Letta, a 46-year-old centre-left lawmaker and No. 2 Democratic Party leader, said he accepted the job knowing it’s an enormous responsibility and that Italy’s political class “has lost all credibility.”
President Giorgio Napolitano charged Letta with putting together a coalition government of the Democratic Party and the centre-right party of Premier Silvio Berlusconi, the two biggest blocks in Parliament, and said he had received assurances that both would support Letta.
“It is the only possible solution,” Napolitano said, calling Letta the figure who could rally “a broad convergence of the political forces that can assure a majority in both houses to the government.”
Letta also represents something of a new generation in Italian politics, after the traditional guard has been discredited by scandals, infighting and inertia.
In a perhaps scripted but nevertheless significant gesture, Letta drove himself to the presidential palace to accept the job as premier in his own Fiat, with car seats in the back. Normally politicians are driven the around town with an accompanying motorcade.
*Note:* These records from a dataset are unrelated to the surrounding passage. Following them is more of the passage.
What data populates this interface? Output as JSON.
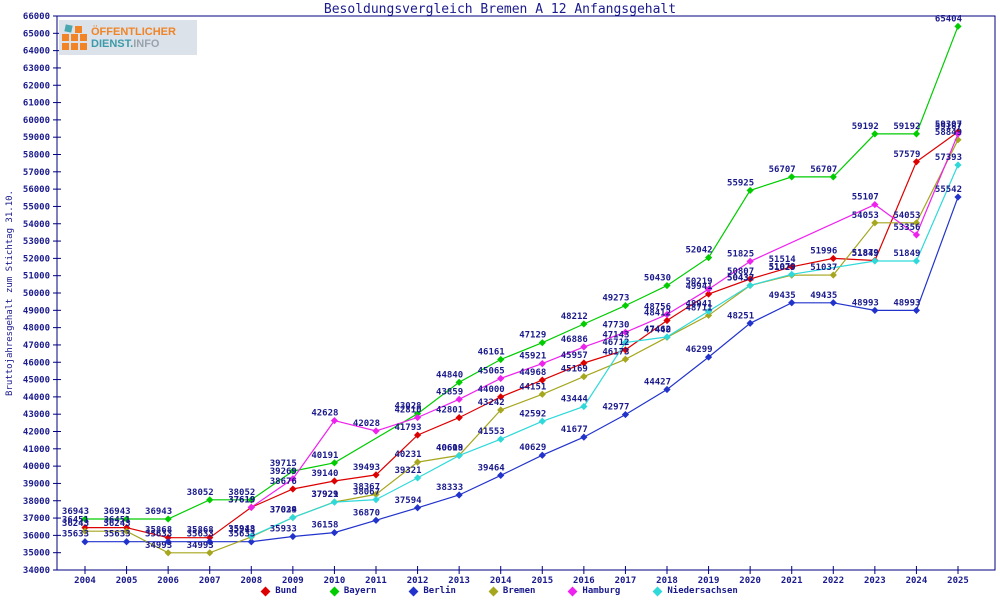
{
  "header": {
    "title": "Besoldungsvergleich Bremen A 12 Anfangsgehalt"
  },
  "logo": {
    "line1": "ÖFFENTLICHER",
    "line2a": "DIENST.",
    "line2b": "INFO"
  },
  "chart_data": {
    "type": "line",
    "title": "Besoldungsvergleich Bremen A 12 Anfangsgehalt",
    "xlabel": "",
    "ylabel": "Bruttojahresgehalt zum Stichtag 31.10.",
    "ylim": [
      34000,
      66000
    ],
    "ytick_step": 1000,
    "grid": false,
    "legend_position": "bottom",
    "categories": [
      "2004",
      "2005",
      "2006",
      "2007",
      "2008",
      "2009",
      "2010",
      "2011",
      "2012",
      "2013",
      "2014",
      "2015",
      "2016",
      "2017",
      "2018",
      "2019",
      "2020",
      "2021",
      "2022",
      "2023",
      "2024",
      "2025"
    ],
    "series": [
      {
        "name": "Bund",
        "color": "#dd0000",
        "values": [
          36451,
          36451,
          35868,
          35868,
          37619,
          38676,
          39140,
          39493,
          41793,
          42801,
          44000,
          44968,
          45957,
          46712,
          48412,
          49941,
          50807,
          51514,
          51996,
          51879,
          57579,
          59307
        ]
      },
      {
        "name": "Bayern",
        "color": "#00cc00",
        "values": [
          36943,
          36943,
          36943,
          38052,
          38052,
          39715,
          40191,
          null,
          43028,
          44840,
          46161,
          47129,
          48212,
          49273,
          50430,
          52042,
          55925,
          56707,
          56707,
          59192,
          59192,
          65404
        ]
      },
      {
        "name": "Berlin",
        "color": "#2233cc",
        "values": [
          35633,
          35633,
          35633,
          35633,
          35633,
          35933,
          36158,
          36870,
          37594,
          38333,
          39464,
          40629,
          41677,
          42977,
          44427,
          46299,
          48251,
          49435,
          49435,
          48993,
          48993,
          55542
        ]
      },
      {
        "name": "Bremen",
        "color": "#a6a61f",
        "values": [
          36243,
          36243,
          34993,
          34993,
          35913,
          37034,
          37929,
          38367,
          40231,
          40619,
          43242,
          44151,
          45169,
          46173,
          47440,
          48711,
          50432,
          51029,
          51037,
          54053,
          54053,
          58849
        ]
      },
      {
        "name": "Hamburg",
        "color": "#ee22ee",
        "values": [
          null,
          null,
          null,
          null,
          37619,
          39269,
          42628,
          42028,
          42810,
          43859,
          45065,
          45921,
          46886,
          47730,
          48756,
          50219,
          51825,
          null,
          null,
          55107,
          53356,
          59187
        ]
      },
      {
        "name": "Niedersachsen",
        "color": "#2fd9d9",
        "values": [
          null,
          null,
          null,
          null,
          35948,
          37029,
          37921,
          38067,
          39321,
          40608,
          41553,
          42592,
          43444,
          47143,
          47462,
          48941,
          50437,
          51079,
          null,
          51849,
          51849,
          57393
        ]
      }
    ]
  }
}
These “auto blu,” as the chauffeured cars are known, have become the despised emblems of the privileges of Italy’s political elite sentiments that led a quarter of Italians to vote for the anti-establishment 5-Star Movement, which campaigned on a platform of sending Italy’s traditional political classes packing.
Letta tomorrow begins consultations on forming a cabinet that can win cross-party support and a vote of confidence in Parliament.